Today is the one month anniversary of her passing. One of my sales reps also experienced the loss of her Mom, two weeks to the day prior to mine. Since I haven't seen her since the immediate of her Mom's passing -- today when she came in, naturally I asked how she was doing. She answered, and in return asked about how I was doing. So, I mentioned that today was actually one month of her passing...when all of a sudden, no sooner was I able to get another word out of my mouth, but a soap dispenser cover came flying off the wall. No word of a lie. Now mind you - this is a commercial grade dispense, attached to the wall and the cover can not come off easily. As a matter of fact, because it snaps so tightly to the base - when I refilled it two weeks ago, I wrestled with getting it off. We've had lots of construction going on outside my building from time to time in the last 7 months we've been open: jackhammering of the sidewalk for renovation (so loud it triggered my security system!), the street's been regrooved and repaved, and nothing has ever caused anything to shake or let alone fly off the wall. (Might I add that I have a 42" television mounted to the wall directly above said soap dispenser....one would think that might move a bit if there's some serious shaking, wouldn't one?) But today, in the quiet store, with no type of noise or construction going on -- as we were discussing my Mom......the soap dispenser cover decides to just fly onto the floor.
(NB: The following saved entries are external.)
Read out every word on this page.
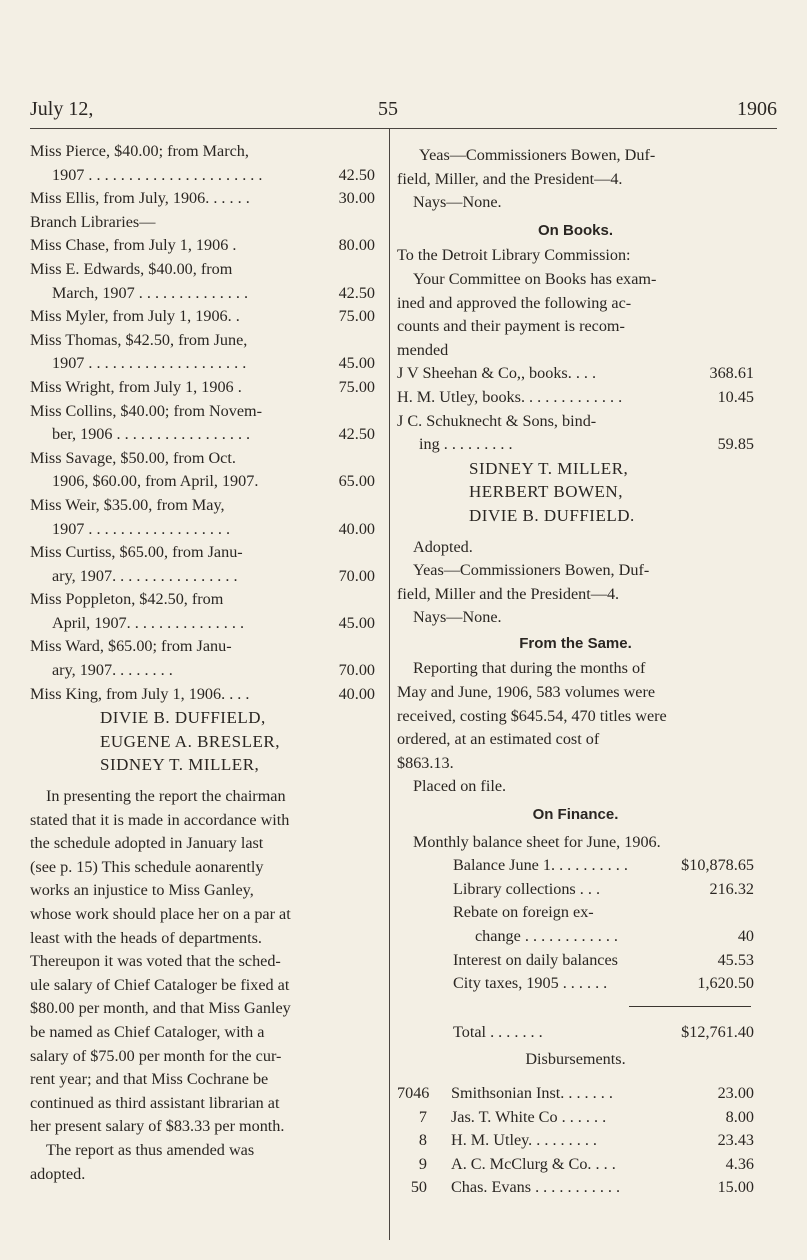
July 12,	55	1906
Miss Pierce, $40.00; from March,
1907 . . . . . . . . . . . . . . . . . . . . . .	42.50
Miss Ellis, from July, 1906. . . . . .	30.00
Branch Libraries—
Miss Chase, from July 1, 1906 .	80.00
Miss E. Edwards, $40.00, from
March, 1907 . . . . . . . . . . . . . .	42.50
Miss Myler, from July 1, 1906. .	75.00
Miss Thomas, $42.50, from June,
1907 . . . . . . . . . . . . . . . . . . . .	45.00
Miss Wright, from July 1, 1906 .	75.00
Miss Collins, $40.00; from Novem-
ber, 1906 . . . . . . . . . . . . . . . . .	42.50
Miss Savage, $50.00, from Oct.
1906, $60.00, from April, 1907.	65.00
Miss Weir, $35.00, from May,
1907 . . . . . . . . . . . . . . . . . .	40.00
Miss Curtiss, $65.00, from Janu-
ary, 1907. . . . . . . . . . . . . . . .	70.00
Miss Poppleton, $42.50, from
April, 1907. . . . . . . . . . . . . . .	45.00
Miss Ward, $65.00; from Janu-
ary, 1907. . . . . . . .	70.00
Miss King, from July 1, 1906. . . .	40.00
DIVIE B. DUFFIELD,
EUGENE A. BRESLER,
SIDNEY T. MILLER,
In presenting the report the chairman
stated that it is made in accordance with
the schedule adopted in January last
(see p. 15) This schedule aonarently
works an injustice to Miss Ganley,
whose work should place her on a par at
least with the heads of departments.
Thereupon it was voted that the sched-
ule salary of Chief Cataloger be fixed at
$80.00 per month, and that Miss Ganley
be named as Chief Cataloger, with a
salary of $75.00 per month for the cur-
rent year; and that Miss Cochrane be
continued as third assistant librarian at
her present salary of $83.33 per month.
The report as thus amended was
adopted.
Yeas—Commissioners Bowen, Duf-
field, Miller, and the President—4.
Nays—None.
On Books.
To the Detroit Library Commission:
Your Committee on Books has exam-
ined and approved the following ac-
counts and their payment is recom-
mended
J V Sheehan & Co,, books. . . .	368.61
H. M. Utley, books. . . . . . . . . . . . .	10.45
J C. Schuknecht & Sons, bind-
ing . . . . . . . . .	59.85
SIDNEY T. MILLER,
HERBERT BOWEN,
DIVIE B. DUFFIELD.
Adopted.
Yeas—Commissioners Bowen, Duf-
field, Miller and the President—4.
Nays—None.
From the Same.
Reporting that during the months of
May and June, 1906, 583 volumes were
received, costing $645.54, 470 titles were
ordered, at an estimated cost of
$863.13.
Placed on file.
On Finance.
Monthly balance sheet for June, 1906.
Balance June 1. . . . . . . . . .	$10,878.65
Library collections . . .	216.32
Rebate on foreign ex-
change . . . . . . . . . . . .	40
Interest on daily balances	45.53
City taxes, 1905 . . . . . .	1,620.50
Total . . . . . . .	$12,761.40
Disbursements.
7046	Smithsonian Inst. . . . . . .	23.00
7	Jas. T. White Co . . . . . .	8.00
8	H. M. Utley. . . . . . . . .	23.43
9	A. C. McClurg & Co. . . .	4.36
50	Chas. Evans . . . . . . . . . . .	15.00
My friend K and I looked at each other in surprise....and then just chalked it up to my Mom saying hello. Remember the movie "Ghost", when Patrick Swayze realizes how hard he has to work in order to move something - but figures out how to do it? I swear, that's what my Mom is doing.
And if it's just random coincidences, well..... I just don't know that I'd buy that theory.
It's only been 30 days....and yet in some ways, it feels like an eternity.
At the same time, it feels like it was just yesterday.